“No,” said the old man; “I hear she’s one of the Vere de Veres. And I can remember her, a little freckled-faced kid with her hair in her eyes, hanging round the tunnel of the Little Bertha, waiting to give her father his dinner.”

“Do you know the younger McCormick girls, Miss Reed? Lady Courtley was before your time,” said Gault, in an attempt to draw Viola into the conversation.

She looked surprised, and then gave a little laugh and shook her head.

“I’ve never even seen them,” she answered.

“Oh, they don’t know Viola,” said the colonel—not with bitterness, but as one who states a simple and natural fact; “the old woman’s educated them out of all that. But, as I was saying, I made their father. He’d managed to scrape together a little pile, put it all in a small prospect, and lost every nickel. He was just about dead broke, and came to me crying—yes, crying—and said, ‘Colonel Reed, there’s only one man in California whose advice I’d follow and whose opinion I’d trust.’ ‘Who’s that?’ said I, intending to help the poor devil to the best of my ability. ‘It’s Ramsay Reed,’ said he. ‘Well,’ said I, ‘if you’ll just put yourself in my hands, and do what I tell you, I’ll set you on your feet.’ ‘Colonel,’ said he, ‘say the word, and whatever it is, it goes. You’ve got more financial ability in your little finger than all the rest of ’em have in their whole bodies.’ So I took him in hand.”

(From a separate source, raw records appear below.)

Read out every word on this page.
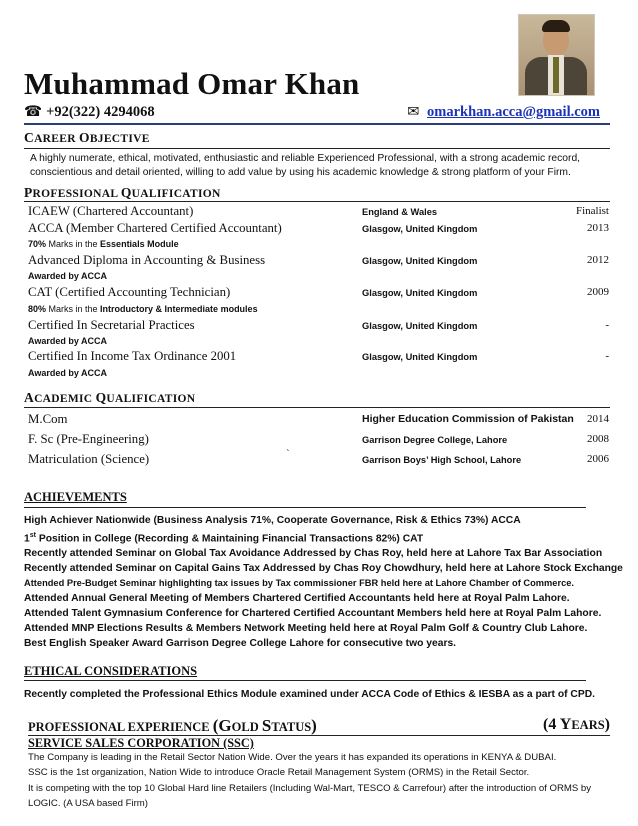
Muhammad Omar Khan
☎ +92(322) 4294068	✉ omarkhan.acca@gmail.com
CAREER OBJECTIVE
A highly numerate, ethical, motivated, enthusiastic and reliable Experienced Professional, with a strong academic record, conscientious and detail oriented, willing to add value by using his academic knowledge & strong platform of your Firm.
PROFESSIONAL QUALIFICATION
ICAEW (Chartered Accountant)	England & Wales	Finalist
ACCA (Member Chartered Certified Accountant)	Glasgow, United Kingdom	2013
70% Marks in the Essentials Module
Advanced Diploma in Accounting & Business	Glasgow, United Kingdom	2012
Awarded by ACCA
CAT (Certified Accounting Technician)	Glasgow, United Kingdom	2009
80% Marks in the Introductory & Intermediate modules
Certified In Secretarial Practices	Glasgow, United Kingdom	-
Awarded by ACCA
Certified In Income Tax Ordinance 2001	Glasgow, United Kingdom	-
Awarded by ACCA
ACADEMIC QUALIFICATION
M.Com	Higher Education Commission of Pakistan 2014
F. Sc (Pre-Engineering)	Garrison Degree College, Lahore	2008
Matriculation (Science)	`	Garrison Boys’ High School, Lahore	2006
ACHIEVEMENTS
High Achiever Nationwide (Business Analysis 71%, Cooperate Governance, Risk & Ethics 73%) ACCA
1st Position in College (Recording & Maintaining Financial Transactions 82%) CAT
Recently attended Seminar on Global Tax Avoidance Addressed by Chas Roy, held here at Lahore Tax Bar Association
Recently attended Seminar on Capital Gains Tax Addressed by Chas Roy Chowdhury, held here at Lahore Stock Exchange
Attended Pre-Budget Seminar highlighting tax issues by Tax commissioner FBR held here at Lahore Chamber of Commerce.
Attended Annual General Meeting of Members Chartered Certified Accountants held here at Royal Palm Lahore.
Attended Talent Gymnasium Conference for Chartered Certified Accountant Members held here at Royal Palm Lahore.
Attended MNP Elections Results & Members Network Meeting held here at Royal Palm Golf & Country Club Lahore.
Best English Speaker Award Garrison Degree College Lahore for consecutive two years.
ETHICAL CONSIDERATIONS
Recently completed the Professional Ethics Module examined under ACCA Code of Ethics & IESBA as a part of CPD.
PROFESSIONAL EXPERIENCE (GOLD STATUS)	(4 YEARS)
SERVICE SALES CORPORATION (SSC)
The Company is leading in the Retail Sector Nation Wide. Over the years it has expanded its operations in KENYA & DUBAI.
SSC is the 1st organization, Nation Wide to introduce Oracle Retail Management System (ORMS) in the Retail Sector.
It is competing with the top 10 Global Hard line Retailers (Including Wal-Mart, TESCO & Carrefour) after the introduction of ORMS by
LOGIC. (A USA based Firm)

The colonel paused, a reflective smile wrinkling the skin at the corners of his eyes.

“You certainly seem to have made a success of his case,” said Gault, feeling that some comment was expected of him.

“Yes, yes,” said the colonel; “I may say a great success. The poor fellow’s confidence in me made me determined to do my best. I used to give him points—those were the days when I could give points. Told him if he would follow the lead west of the Little Bertha—people had hardly heard of the Little Bertha then—he’d strike it. He was broke, and I gave him the money. Three months later he’d struck pay dirt. That was the beginning of the Alcade Mine, but he didn’t have sense enough to hold on to it, and sold out for a few thousands. I saw then that I’d have to do more than give him an occasional boost, and stood behind him, off and on, for years. Even when we ran into the Virginia City boom he never bought without my advice. He hadn’t any discrimination. I’d just say to him, ‘Save your money and buy five feet next to the Best and Belcher,’ and he’d do what I said every time. Without me he’d have been working in the mines in Tuolumne yet.”

In the absorption of his recollections the colonel crossed his knees, bringing one foot, with a torn slipper dropping from the heel, into a position of prominence.

“Oh, those were days worth living in!” he said, running a long, spare hand through his hair—“great days! Men that weren’t grown then don’t know what life is. I meet Jerry sometimes, but we don’t talk much about old times. He knows that he owes everything to me, and it goes against the grain for him to acknowledge it. I hear his daughters are handsome girls.”